Avec Le grand voyage d’Alice déjà récompensé du Prix Médecins Sans Frontières, Gaspard Talmasse a réalisé une bande dessinée bouleversante. Rencontre avec un auteur et dessinateur de talent.

« Tous les enfants dessinent, il y en a juste qui ne s’arrêtent jamais », sourit immédiatement Gaspard Talmasse après avoir ôté son couvre-chef et déposé son carnet de croquis dont il ne se sépare pratiquement jamais. « Je griffonne constamment, parfois j’agrandis certains dessins. Cela m’aide à capter des atmosphères, des émotions. C’est une habitude ancrée en moi depuis très longtemps. »

Très tôt, ce Verviétois se montre doué avec ses crayons. « À l’école, socialement, celui qui dessine est perçu comme cool et j’ai vite occupé cette place », continue-t-il.
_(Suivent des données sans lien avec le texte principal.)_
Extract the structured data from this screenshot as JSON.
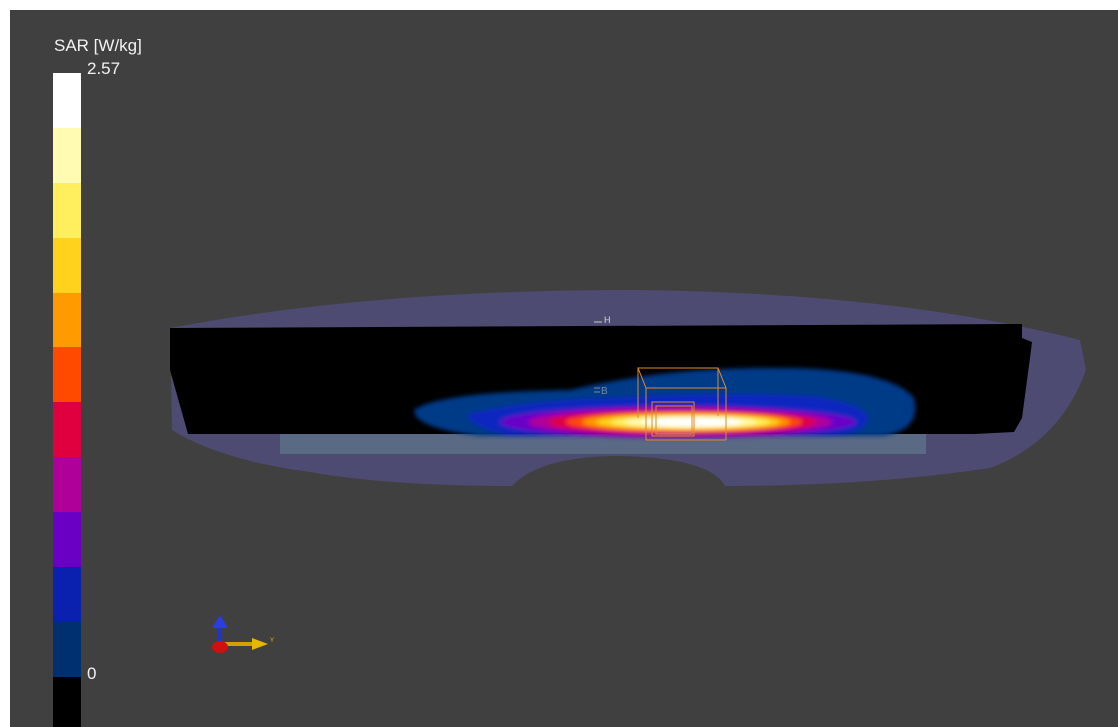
{
  "legend": {
    "title": "SAR [W/kg]",
    "max_label": "2.57",
    "min_label": "0",
    "colors": [
      "#ffffff",
      "#fffbb3",
      "#ffef5e",
      "#ffd21d",
      "#ff9a00",
      "#ff4a00",
      "#e00040",
      "#b0009a",
      "#6a00c4",
      "#0a21b0",
      "#003070",
      "#000000"
    ]
  },
  "scene": {
    "background": "#404040",
    "marker_h": "H",
    "marker_b": "B"
  },
  "triad": {
    "axis_label": "Y"
  }
}
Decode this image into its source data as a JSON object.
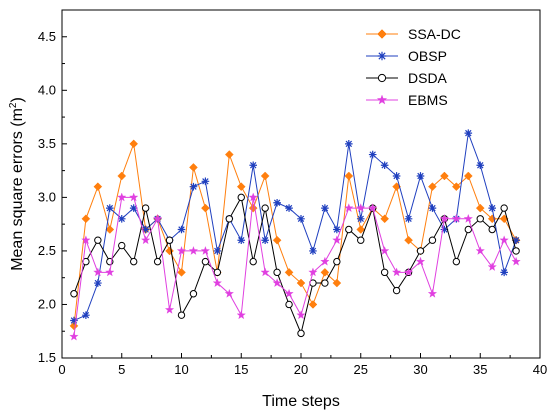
{
  "chart_data": {
    "type": "line",
    "xlabel": "Time steps",
    "ylabel": "Mean square errors (m",
    "ylabel_sup": "2",
    "ylabel_close": ")",
    "xlim": [
      0,
      40
    ],
    "ylim": [
      1.5,
      4.75
    ],
    "xticks": [
      "0",
      "5",
      "10",
      "15",
      "20",
      "25",
      "30",
      "35",
      "40"
    ],
    "yticks": [
      "1.5",
      "2.0",
      "2.5",
      "3.0",
      "3.5",
      "4.0",
      "4.5"
    ],
    "grid": false,
    "legend_position": "top-right",
    "x": [
      1,
      2,
      3,
      4,
      5,
      6,
      7,
      8,
      9,
      10,
      11,
      12,
      13,
      14,
      15,
      16,
      17,
      18,
      19,
      20,
      21,
      22,
      23,
      24,
      25,
      26,
      27,
      28,
      29,
      30,
      31,
      32,
      33,
      34,
      35,
      36,
      37,
      38
    ],
    "series": [
      {
        "name": "SSA-DC",
        "color": "#ff7f0e",
        "marker": "diamond",
        "values": [
          1.8,
          2.8,
          3.1,
          2.7,
          3.2,
          3.5,
          2.7,
          2.8,
          2.5,
          2.3,
          3.28,
          2.9,
          2.3,
          3.4,
          3.1,
          2.9,
          3.2,
          2.6,
          2.3,
          2.2,
          2.0,
          2.3,
          2.2,
          3.2,
          2.7,
          2.9,
          2.8,
          3.1,
          2.6,
          2.5,
          3.1,
          3.2,
          3.1,
          3.2,
          2.9,
          2.8,
          2.8,
          2.6
        ]
      },
      {
        "name": "OBSP",
        "color": "#1f3fbf",
        "marker": "asterisk",
        "values": [
          1.85,
          1.9,
          2.2,
          2.9,
          2.8,
          2.9,
          2.7,
          2.8,
          2.6,
          2.7,
          3.1,
          3.15,
          2.5,
          2.8,
          2.6,
          3.3,
          2.6,
          2.95,
          2.9,
          2.8,
          2.5,
          2.9,
          2.7,
          3.5,
          2.8,
          3.4,
          3.3,
          3.2,
          2.8,
          3.2,
          2.9,
          2.7,
          2.8,
          3.6,
          3.3,
          2.9,
          2.3,
          2.6
        ]
      },
      {
        "name": "DSDA",
        "color": "#000000",
        "marker": "circle",
        "values": [
          2.1,
          2.4,
          2.6,
          2.4,
          2.55,
          2.4,
          2.9,
          2.4,
          2.6,
          1.9,
          2.1,
          2.4,
          2.3,
          2.8,
          3.0,
          2.4,
          2.9,
          2.3,
          2.0,
          1.73,
          2.2,
          2.2,
          2.4,
          2.7,
          2.6,
          2.9,
          2.3,
          2.13,
          2.3,
          2.5,
          2.6,
          2.8,
          2.4,
          2.7,
          2.8,
          2.7,
          2.9,
          2.5
        ]
      },
      {
        "name": "EBMS",
        "color": "#e040e0",
        "marker": "star",
        "values": [
          1.7,
          2.6,
          2.3,
          2.3,
          3.0,
          3.0,
          2.6,
          2.8,
          1.95,
          2.5,
          2.5,
          2.5,
          2.2,
          2.1,
          1.9,
          3.0,
          2.3,
          2.2,
          2.1,
          1.9,
          2.3,
          2.4,
          2.6,
          2.9,
          2.9,
          2.9,
          2.5,
          2.3,
          2.3,
          2.4,
          2.1,
          2.8,
          2.8,
          2.8,
          2.5,
          2.35,
          2.6,
          2.4
        ]
      }
    ]
  }
}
Ayant grandi dans un terreau fertile – « mes parents dessinaient par plaisir et connaissaient un peu René Hoffmann que j’admirais, mes grands-parents appréciaient l’Art, j’ai un cousin qui vit à Paris et dessine », énumère-t-il – et toujours soutenu et encouragé par ses proches, Gaspard décide assez jeune de devenir auteur de bandes dessinées. « Cela sonnait comme une évidence pour moi », m’assure-t-il.

Après des secondaires en Arts plastiques à Sainte-Claire, mon sympathique interlocuteur part étudier à Saint-Luc et commence à travailler comme free-lance et à la commande comme illustrateur. C’est aussi à ce moment-là qu’il découvre le dessin animé qui « lui parle à fond ». Et une opportunité s’ouvre alors à Gaspard lorsque, grâce à un ancien prof, il est engagé par le studio Waooh ! pour travailler sur le projet de Patrice Leconte, Le Magasin des suicides. « J’étais dans l’équipe qui dessinait puis coloriait les décors. Ce fut une super expérience qui m’a vraiment professionnalisé et a lancé ma carrière », se remémore-t-il. « J’ai pu y rencontrer des pointures pendant un an. Ce fut génial. »

Une expérience qu’il renouvellera ensuite pour le dessin animé Petz et puis ensuite comme formateur pour Avril et le monde truqué. « Mais je commençais aussi à vouloir développer mes propres projets », me précise-t-il. Et c’est cette fois de l’autre côté de l’Atlantique, à Québec, que Gaspard trouve un terrain d’expression propice à son épanouissement en réalisant avec Isha Bottin son premier livre illustré pour enfants Ma Famille 3+1=7. « À Montréal pour le lancement, j’ai rencontré une autre autrice, Dominique Demers, avec qui j’ai réalisé un nouveau livre pour les plus petits : Pilou tous les soirs du monde », continue-t-il. « Je gardais cependant mes envies de BD dans un coin de ma tête. »

Le grand voyage d’Alice : un chef d’œuvre

Suite à sa rencontre avec son épouse originaire du Rwanda, Gaspard s’intéresse à l’Histoire tragique de ce pays et, surtout, à celle de sa moitié qu’il décide, après avoir mûri le projet pendant cinq ans, de transposer en planches et cases. « C’était un projet compliqué, sensible mais mon épouse a tout de suite accepté que je m’empare de son histoire », me précise-t-il. Et c’est ainsi qu’après un travail acharné naquit Le grand voyage d’Alice, publié en novembre 2001 par La Boîte à Bulles, une maison d’édition française. « Un super éditeur qui croyait vraiment au livre », se félicite cet excellent auteur.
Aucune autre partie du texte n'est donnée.